Facebook Marketplace scam
Facebook Marketplace scams target both buyers and sellers with fake payment confirmations, bogus courier fees, overpayment tricks, and links that steal your bank login.
“Hi, I'd like to buy your item. I'll send my courier to collect and pay you via PayPal. You'll get an email to release the funds — just pay the £25 courier insurance first and I'll add it to the total.”
How it works
As a seller, a 'buyer' offers to pay by a courier that you've never heard of and sends a fake email saying you must pay a release fee first, or 'accidentally overpays' and asks for a refund of the difference. As a buyer, a 'seller' takes your deposit for an item that doesn't exist, or sends a fake payment-verification link that captures your bank details.

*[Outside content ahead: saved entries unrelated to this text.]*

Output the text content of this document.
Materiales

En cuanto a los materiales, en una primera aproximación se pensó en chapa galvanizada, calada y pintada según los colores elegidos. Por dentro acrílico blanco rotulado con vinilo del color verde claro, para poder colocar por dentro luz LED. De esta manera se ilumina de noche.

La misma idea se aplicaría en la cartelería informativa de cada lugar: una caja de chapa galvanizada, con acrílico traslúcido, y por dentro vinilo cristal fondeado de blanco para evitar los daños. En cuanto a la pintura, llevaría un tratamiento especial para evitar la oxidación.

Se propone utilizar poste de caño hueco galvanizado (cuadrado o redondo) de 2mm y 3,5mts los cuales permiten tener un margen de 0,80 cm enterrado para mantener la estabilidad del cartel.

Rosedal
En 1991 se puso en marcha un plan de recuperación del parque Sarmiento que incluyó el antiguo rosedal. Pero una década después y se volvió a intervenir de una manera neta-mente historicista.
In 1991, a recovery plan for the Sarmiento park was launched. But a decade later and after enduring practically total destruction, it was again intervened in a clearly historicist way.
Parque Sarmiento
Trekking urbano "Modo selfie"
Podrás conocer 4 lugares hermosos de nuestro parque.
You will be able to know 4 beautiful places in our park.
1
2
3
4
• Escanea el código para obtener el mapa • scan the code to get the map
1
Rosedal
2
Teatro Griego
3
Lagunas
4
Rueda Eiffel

Some scammers also send a code to 'verify you're real' — which is actually a way to hijack your phone number or accounts.
Warning signs
- A buyer or seller who wants to move off Marketplace to text or WhatsApp immediately
- Payment via an unusual courier or service, with a 'fee' you must pay first
- An offer to overpay, then a request to refund the difference
- A 'verification code' they ask you to read back to them
- A deal that's far too cheap, or pressure to pay a deposit to 'hold' an item
- A payment-confirmation email or link that doesn't come from your real bank or PayPal
What to do
- Deal in person and locally where possible; for goods, pay on collection
- Never pay a 'courier release fee' or refund an overpayment to a stranger
- Never read out a verification code sent to your phone
- Don't click payment-verification links — check your bank or PayPal app directly
- Use payment methods with buyer protection, and trust your instincts on prices that are too good to be true
Frequently asked questions
- Why would a buyer ask me to pay a fee?
- It's a scam. No genuine buyer needs you to pay a courier or 'insurance' fee before you receive your money. The fake email pressuring you to pay is designed to look like PayPal or a courier but isn't.
- Someone asked me for a code to prove I'm 'not a bot' — is that safe?
- No. That code is usually a verification code for your own account or a new account they're creating in your name. Never share codes sent to your phone with anyone.